Chief justice launches fundraising campaign for dams
The Chief Justice of Pakistan, Saqib Nisar, is on an unlikely mission to build two multi-billion dollar dams to help alleviate the country’s water shortage.
On July 4 he ordered the government to immediately start the construction of the longplanned dams, and then donated Rs10mn ($8,200) from his own pocket to launch a public fundraising campaign.
According to the figures updated yesterday on the Supreme Court’s website, around Rs110mn have been raised so far.
One of the dams, called Diamer-Basha, is in its preliminary stage and is being built on the Indus river in northern Pakistan, some 300km west of K2 – the second highest mountain in the world.
The dam, if completed, is touted to become the highest roller-compacted concrete dam in the world.
The second one is Mohmand dam, set to be constructed on the Swat river, some 40km north of Peshawar.
The UN Development Programme says that Pakistan could run dry by 2025 unless action is taken.
Despite the pressing need for a solution, Nisar’s donation drive has come under criticism from experts and the public alike.
According to Khurram Hussain, a business editor at Pakistan’s Dawn newspaper, the estimated cost for the construction is Rs1.450tn (around $12bn).

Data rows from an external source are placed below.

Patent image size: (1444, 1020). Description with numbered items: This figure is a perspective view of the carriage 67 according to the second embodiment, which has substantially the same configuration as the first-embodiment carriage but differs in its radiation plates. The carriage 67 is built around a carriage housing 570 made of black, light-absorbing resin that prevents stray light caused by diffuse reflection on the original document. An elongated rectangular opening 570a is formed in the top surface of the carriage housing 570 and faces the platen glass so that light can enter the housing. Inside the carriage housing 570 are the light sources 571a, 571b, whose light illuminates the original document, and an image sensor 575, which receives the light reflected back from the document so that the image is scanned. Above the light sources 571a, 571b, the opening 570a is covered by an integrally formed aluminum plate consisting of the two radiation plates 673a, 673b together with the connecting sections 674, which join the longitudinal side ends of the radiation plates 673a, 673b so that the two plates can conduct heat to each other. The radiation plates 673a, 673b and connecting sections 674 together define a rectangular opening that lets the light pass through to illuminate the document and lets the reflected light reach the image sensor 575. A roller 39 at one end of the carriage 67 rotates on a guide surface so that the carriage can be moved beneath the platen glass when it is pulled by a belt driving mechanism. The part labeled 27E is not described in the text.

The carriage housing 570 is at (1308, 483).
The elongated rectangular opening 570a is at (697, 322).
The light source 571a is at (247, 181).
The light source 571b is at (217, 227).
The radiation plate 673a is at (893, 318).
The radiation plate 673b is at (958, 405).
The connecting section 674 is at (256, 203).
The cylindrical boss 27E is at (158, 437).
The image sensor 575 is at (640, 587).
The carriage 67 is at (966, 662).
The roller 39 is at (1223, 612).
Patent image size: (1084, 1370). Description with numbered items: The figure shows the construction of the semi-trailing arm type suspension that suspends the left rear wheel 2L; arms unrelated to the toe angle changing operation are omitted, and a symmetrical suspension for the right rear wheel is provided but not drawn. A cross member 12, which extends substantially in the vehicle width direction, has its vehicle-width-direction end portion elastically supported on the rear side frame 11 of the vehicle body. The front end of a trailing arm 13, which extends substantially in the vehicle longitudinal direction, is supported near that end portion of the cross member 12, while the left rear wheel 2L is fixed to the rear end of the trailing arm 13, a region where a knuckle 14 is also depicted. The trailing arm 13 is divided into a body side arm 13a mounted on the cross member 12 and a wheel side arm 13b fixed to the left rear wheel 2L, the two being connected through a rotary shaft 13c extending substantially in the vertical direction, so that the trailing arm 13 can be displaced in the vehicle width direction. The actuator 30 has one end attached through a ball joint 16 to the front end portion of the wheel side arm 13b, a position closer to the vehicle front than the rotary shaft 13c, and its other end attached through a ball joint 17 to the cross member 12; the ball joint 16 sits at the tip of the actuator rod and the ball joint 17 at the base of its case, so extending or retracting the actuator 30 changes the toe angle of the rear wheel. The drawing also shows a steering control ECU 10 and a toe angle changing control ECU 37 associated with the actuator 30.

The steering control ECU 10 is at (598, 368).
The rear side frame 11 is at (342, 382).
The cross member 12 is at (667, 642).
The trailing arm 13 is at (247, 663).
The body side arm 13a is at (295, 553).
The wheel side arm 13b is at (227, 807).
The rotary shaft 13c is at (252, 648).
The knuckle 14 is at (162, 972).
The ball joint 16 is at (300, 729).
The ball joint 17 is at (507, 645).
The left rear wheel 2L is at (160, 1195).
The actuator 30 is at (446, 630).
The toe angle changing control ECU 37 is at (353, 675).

Calling the fundraising drive “embarassing”, he wrote in his weekly opinion column: “If we assume that on average, the account sees an inflow of Rs20mn per day (which is highly optimistic), then it will take 72,500 days to reach the target, or 199 years”.
Following the chief justice’s lead, the Pakistan army said in a statement on Twitter that two days’ salary of military officers and one day’s salary of the soldiers would be donated to the fund.
Nisar has also asked the government to generate funds for the construction of future dams through water pricing.
“Water pricing mechanism should be improved to get revenue for construction of dams,” Nisar said, according to minutes of a recent meeting, to the ministries of planning, water resources, energy, law and justice, climate change and the cabinet division, besides professional and technical agencies and provincial governments.
Presiding over the meeting of the Law and Justice Commission of Pakistan (LJCP), attended by senior representatives of the ministries, Indus River System Authority, National Engineering Services Pakistan, Water and Power Development Authority (Wapda), Indus Water Commission, and private experts, the chief justice said that the issue of water scarcity had reached an alarming level.
Nisar said that the resolution of the water issue is “responsibility of the executives, and failure to discharge this responsibility has resulted in taking up of this issue by the superior judiciary as breach of fundamental right i.e. right to life”.
The Planning Commission told the meeting that the national water policy approved by the Pakistan Muslim League – Nawaz government had identified 30-40 areas for urgent works that would take four to five years to achieve.
Nisar asserted that the judiciary would find a solution to the water shortage in the country.
He said it is crucial because he had been told by experts during the course of hearing a related case that Pakistan could not survive in this situation of water scarcity and that all research reports showed that Pakistan could run out of water by 2024.